1Au milieu des années quatre-vingt-dix, il fut classé par la revue Granta parmi les vingt meilleurs jeunes écrivains américains. Mêlant le polar, le thriller et le roman historique, il traque, dans ses écrits, les ratés du rêve américain, sonde la mauvaise conscience collective d’une société qui n’ose pas douter d’elle-même. Ses personnages sont des gens ordinaires prêts à basculer dans la démence, ou des laissés-pour-compte oubliés et abandonnés par l’Amérique, anciens vétérans de guerre, marginaux, qui ont sombré dans l’alcool et les drogues dures, qui se débattent pour survivre dans un monde qui n’a plus – et ne donne plus – de repères. Ses romans ont été traduits en France aux éditions de L’Olivier. On peut citer notamment Speed Queen, Des anges dans la neige, Le Nom des morts, Un mal qui répand la terreur.

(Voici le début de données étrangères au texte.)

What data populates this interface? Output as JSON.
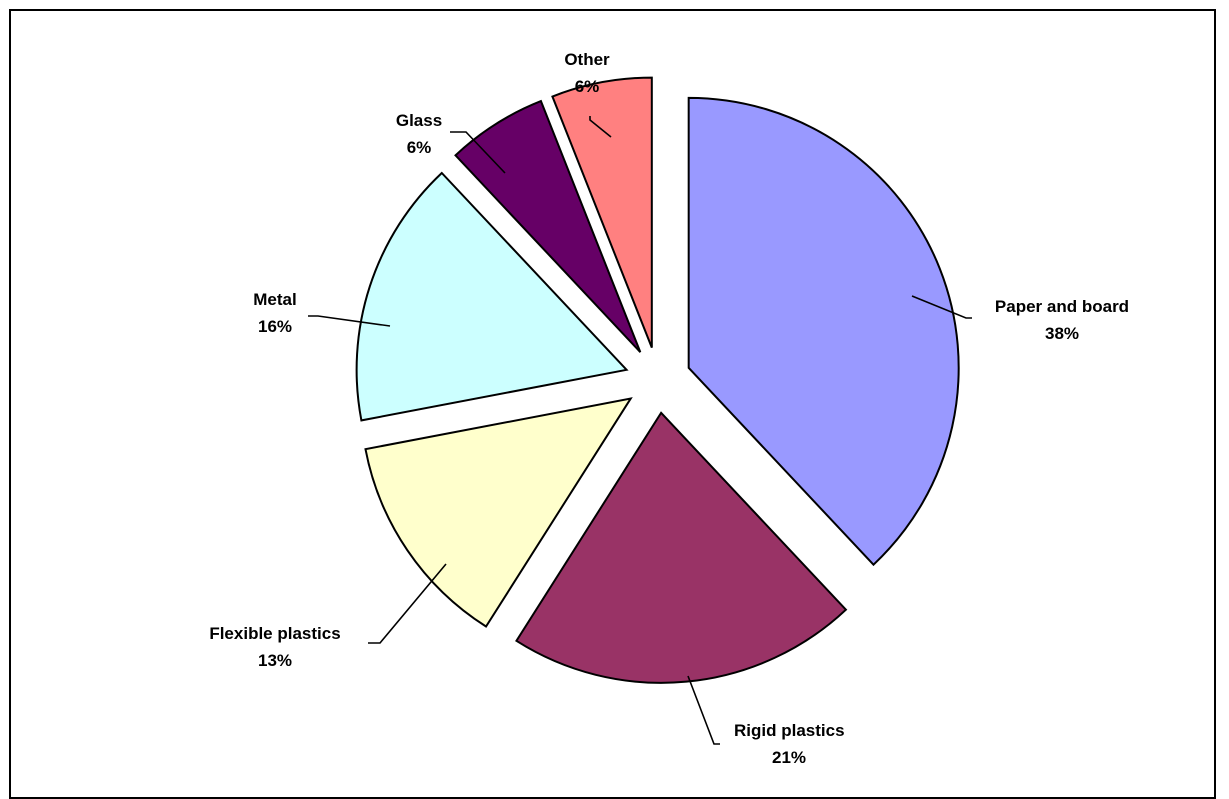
{
  "chart_data": {
    "type": "pie",
    "exploded": true,
    "slices": [
      {
        "label": "Paper and board",
        "value": 38,
        "value_label": "38%",
        "color": "#9999ff"
      },
      {
        "label": "Rigid plastics",
        "value": 21,
        "value_label": "21%",
        "color": "#993366"
      },
      {
        "label": "Flexible plastics",
        "value": 13,
        "value_label": "13%",
        "color": "#ffffcc"
      },
      {
        "label": "Metal",
        "value": 16,
        "value_label": "16%",
        "color": "#ccffff"
      },
      {
        "label": "Glass",
        "value": 6,
        "value_label": "6%",
        "color": "#660066"
      },
      {
        "label": "Other",
        "value": 6,
        "value_label": "6%",
        "color": "#ff8080"
      }
    ],
    "legend": "none",
    "data_labels": "category name and percentage with leader lines"
  }
}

2CÉDRIC FABRE : L’Amérique de Bush ne s’invente-t-elle pas des ennemis, si l’on en juge par son acharnement contre l’Irak ?

3STEWART O’NAN : C’est difficile à dire. On a tellement de mal à comprendre précisément ce que Bush est en train de faire. Le bras de fer avec l’Irak s’inscrit-il, dans l’esprit du gouvernement, dans la logique d’une “réponse” au 11 septembre 2001 ? Je ne saurais le dire…

4Après l’attentat contre le World Trade Center, on a tout fait pour lier le mouvement al-Qaïda aux talibans afghans. Que la connexion soit évidente ou non, Bush a mis sur pied une série d’arguments pour lier les deux, pour pouvoir attaquer l’Afghanistan. Dans cette logique, oui, il s’est inventé un ennemi.

5Concernant Saddam Hussein, le premier prétexte que Bush met en avant, c’est le fait que l’Irak fabriquerait des armes nucléaires, et agirait ainsi à l’encontre des résolutions de l’ONU.

6Le chantage qui est fait à l’Irak est-il réellement un moyen d’obliger ce pays à respecter les décisions de l’ONU ? On n’en a pas vraiment l’impression. Il semblerait que les Etats-Unis soient surtout prêts à mener une action unilatérale, suivis par les Anglais, et ce serait une grosse erreur.

7Si c’est un moyen d’obtenir le désarmement de l’Irak, c’est une bien étrange méthode pour y parvenir. On est très loin d’une politique cohérente et raisonnable envers le Moyen-Orient.

8C. F. : Avez-vous le sentiment que Bush est suivi par l’opinion publique américaine ?

9S. O’N. : Bush a tenté de jouer sur le fait que les Américains ne connaissent pas le régime de Saddam Hussein et qu’ils sont loin de comprendre les subtilités de la société irakienne, pour tenter de tisser un lien entre l’Irak et Ben Laden. Mais ça n’a pas marché auprès de l’opinion publique.

10Je pense que la plupart des Américains sont contre l’idée de la guerre. On a vu les manifestations, on a pu lire nombre d’éditoriaux dans les journaux contre l’ambiance va-t-en-guerre, et, plus précisément, contre une guerre qui risquerait de provoquer des représailles contre l’Amérique.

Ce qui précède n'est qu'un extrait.